Aleppo Supper Club sekarang memiliki tiga lokasi di Berlin dan menyajikan apa yang oleh sebagian orang disebut sebagai hummus terbaik di kota. Sejak pindah ke Jerman, Hafeez juga berhasil membawa ibu dan saudara-saudaranya. Kakak perempuannya baru saja menyelesaikan gelar sarjana teknik mesin dan saudara perempuannya yang lain sedang belajar menjadi dokter di Munich. Seperti banyak warga Suriah yang tiba satu dekade lalu, kehidupan Hafiz ada di sini.
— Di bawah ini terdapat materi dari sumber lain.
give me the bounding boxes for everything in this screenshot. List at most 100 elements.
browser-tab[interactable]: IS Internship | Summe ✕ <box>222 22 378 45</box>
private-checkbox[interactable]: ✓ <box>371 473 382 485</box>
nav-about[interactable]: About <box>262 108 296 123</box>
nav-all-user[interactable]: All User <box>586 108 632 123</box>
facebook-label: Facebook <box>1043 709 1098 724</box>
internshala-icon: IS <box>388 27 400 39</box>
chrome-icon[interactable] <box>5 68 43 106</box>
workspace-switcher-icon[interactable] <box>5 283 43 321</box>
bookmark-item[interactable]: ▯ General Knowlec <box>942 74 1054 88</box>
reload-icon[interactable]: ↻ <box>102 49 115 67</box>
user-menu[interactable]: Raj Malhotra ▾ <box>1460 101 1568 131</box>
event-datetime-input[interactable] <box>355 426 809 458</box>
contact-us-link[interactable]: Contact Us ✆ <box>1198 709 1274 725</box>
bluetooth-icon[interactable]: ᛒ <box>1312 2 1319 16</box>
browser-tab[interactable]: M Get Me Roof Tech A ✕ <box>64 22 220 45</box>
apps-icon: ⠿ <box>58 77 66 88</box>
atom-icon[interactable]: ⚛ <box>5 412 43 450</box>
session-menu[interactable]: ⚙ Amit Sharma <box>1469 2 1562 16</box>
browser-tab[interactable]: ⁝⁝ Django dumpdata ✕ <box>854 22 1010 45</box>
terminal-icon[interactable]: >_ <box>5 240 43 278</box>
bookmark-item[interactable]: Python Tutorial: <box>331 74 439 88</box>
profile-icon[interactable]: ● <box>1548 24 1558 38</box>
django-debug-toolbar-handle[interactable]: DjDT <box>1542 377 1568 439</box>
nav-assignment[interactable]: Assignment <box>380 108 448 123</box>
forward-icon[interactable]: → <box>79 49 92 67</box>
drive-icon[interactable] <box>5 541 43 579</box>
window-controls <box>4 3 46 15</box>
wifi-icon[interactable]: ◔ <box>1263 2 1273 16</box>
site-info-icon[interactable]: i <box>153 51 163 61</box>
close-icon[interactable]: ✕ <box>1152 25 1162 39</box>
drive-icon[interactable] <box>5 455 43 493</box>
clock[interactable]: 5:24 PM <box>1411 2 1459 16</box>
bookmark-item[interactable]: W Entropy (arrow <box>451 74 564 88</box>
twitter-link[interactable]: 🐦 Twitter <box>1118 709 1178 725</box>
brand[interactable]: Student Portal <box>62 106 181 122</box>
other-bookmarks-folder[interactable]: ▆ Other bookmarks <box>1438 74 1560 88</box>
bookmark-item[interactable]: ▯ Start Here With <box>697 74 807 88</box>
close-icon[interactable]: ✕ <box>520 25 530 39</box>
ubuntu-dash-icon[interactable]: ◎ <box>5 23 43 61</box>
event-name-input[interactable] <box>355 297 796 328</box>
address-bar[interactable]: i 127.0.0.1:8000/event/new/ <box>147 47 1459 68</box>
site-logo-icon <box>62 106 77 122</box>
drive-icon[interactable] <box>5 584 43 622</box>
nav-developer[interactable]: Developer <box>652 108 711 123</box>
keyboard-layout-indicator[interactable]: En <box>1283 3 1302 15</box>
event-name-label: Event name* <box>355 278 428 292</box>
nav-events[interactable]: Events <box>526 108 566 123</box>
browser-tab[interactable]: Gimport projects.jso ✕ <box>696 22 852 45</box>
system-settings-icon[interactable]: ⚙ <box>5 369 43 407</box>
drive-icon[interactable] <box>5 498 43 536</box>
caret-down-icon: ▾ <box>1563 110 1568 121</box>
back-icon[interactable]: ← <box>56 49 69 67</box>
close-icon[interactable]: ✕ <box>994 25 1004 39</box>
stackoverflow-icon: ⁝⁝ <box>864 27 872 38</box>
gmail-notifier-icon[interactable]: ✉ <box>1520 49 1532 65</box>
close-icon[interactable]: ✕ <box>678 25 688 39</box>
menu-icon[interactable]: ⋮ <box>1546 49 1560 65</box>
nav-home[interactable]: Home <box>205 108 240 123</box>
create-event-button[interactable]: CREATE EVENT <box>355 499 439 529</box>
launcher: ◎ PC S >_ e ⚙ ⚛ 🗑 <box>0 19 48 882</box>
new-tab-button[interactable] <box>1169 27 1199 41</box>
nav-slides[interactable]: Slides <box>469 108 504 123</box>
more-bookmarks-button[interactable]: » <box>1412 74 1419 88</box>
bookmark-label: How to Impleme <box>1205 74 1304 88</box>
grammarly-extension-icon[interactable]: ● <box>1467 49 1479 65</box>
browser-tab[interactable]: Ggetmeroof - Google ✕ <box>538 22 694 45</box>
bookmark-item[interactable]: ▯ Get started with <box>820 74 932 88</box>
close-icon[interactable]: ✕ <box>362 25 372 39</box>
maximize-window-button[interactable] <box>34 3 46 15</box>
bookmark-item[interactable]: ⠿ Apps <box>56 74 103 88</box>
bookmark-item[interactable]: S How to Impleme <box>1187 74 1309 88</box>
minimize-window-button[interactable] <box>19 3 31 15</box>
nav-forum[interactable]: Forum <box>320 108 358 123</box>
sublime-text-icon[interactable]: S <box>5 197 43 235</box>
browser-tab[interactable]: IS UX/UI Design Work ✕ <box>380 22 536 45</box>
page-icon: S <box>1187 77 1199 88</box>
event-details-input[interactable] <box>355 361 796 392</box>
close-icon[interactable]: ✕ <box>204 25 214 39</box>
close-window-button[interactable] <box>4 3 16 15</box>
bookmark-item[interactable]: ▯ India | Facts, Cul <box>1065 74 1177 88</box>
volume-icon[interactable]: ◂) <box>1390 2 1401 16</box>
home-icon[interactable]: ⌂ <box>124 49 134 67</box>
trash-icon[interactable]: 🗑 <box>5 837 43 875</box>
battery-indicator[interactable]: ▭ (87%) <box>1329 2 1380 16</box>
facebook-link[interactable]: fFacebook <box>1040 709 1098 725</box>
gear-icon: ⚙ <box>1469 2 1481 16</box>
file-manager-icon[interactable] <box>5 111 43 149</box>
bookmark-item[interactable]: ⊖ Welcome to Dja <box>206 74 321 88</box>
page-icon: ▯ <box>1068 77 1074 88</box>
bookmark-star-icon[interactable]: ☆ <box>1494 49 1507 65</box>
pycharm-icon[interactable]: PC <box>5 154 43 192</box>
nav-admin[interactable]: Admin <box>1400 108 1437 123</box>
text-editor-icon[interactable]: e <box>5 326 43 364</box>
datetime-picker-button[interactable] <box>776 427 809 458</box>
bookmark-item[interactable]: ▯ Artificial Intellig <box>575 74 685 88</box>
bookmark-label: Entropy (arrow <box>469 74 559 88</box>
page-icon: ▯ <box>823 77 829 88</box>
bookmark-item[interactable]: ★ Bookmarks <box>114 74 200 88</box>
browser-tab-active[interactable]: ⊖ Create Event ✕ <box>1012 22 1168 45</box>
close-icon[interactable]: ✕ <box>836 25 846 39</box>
Pihak berwenang Jerman, seperti banyak negara lain, untuk sementara waktu menangguhkan penerimaan klaim suaka Suriah. Namun beberapa politisi Jerman telah melangkah lebih jauh: menyerukan agar warga Suriah yang sudah menetap di negara tersebut untuk pergi.
Di televisi nasional minggu ini, politisi Jens Spahn dari partai sayap kanan-tengah Uni Demokratik Kristen, yang berada di jalur untuk memenangkan suara terbanyak dalam pemilu Jerman mendatang, mengajukan penawaran umum kepada warga Suriah. “Pemerintah Jerman dapat menyewa pesawat untuk warga Suriah yang ingin meninggalkan negaranya dan memberi mereka seribu euro sebagai uang awal,” kata Spahn di jaringan NTV. “Saya memikirkan semua pemuda Suriah di Jerman yang tentunya ingin memberikan masa depan bagi tanah air mereka dan ingin membantu kami kembali ke Suriah secara sukarela.”
Perasaan yang aneh bagi Hafeez.
“Rumah saya ada di sini, di Jerman,” katanya. “Tentu saja saya orang Suriah, tapi sekarang saya juga orang Jerman. Setiap kali saya berlibur, saya merindukan Berlin. Saya tidak bisa pergi lebih dari dua minggu. Saya telah membangun bisnis dan kehidupan. Keluargaku di sini setidaknya adalah rumahku sekarang.
Esme Nicholson berkontribusi pada laporan ini.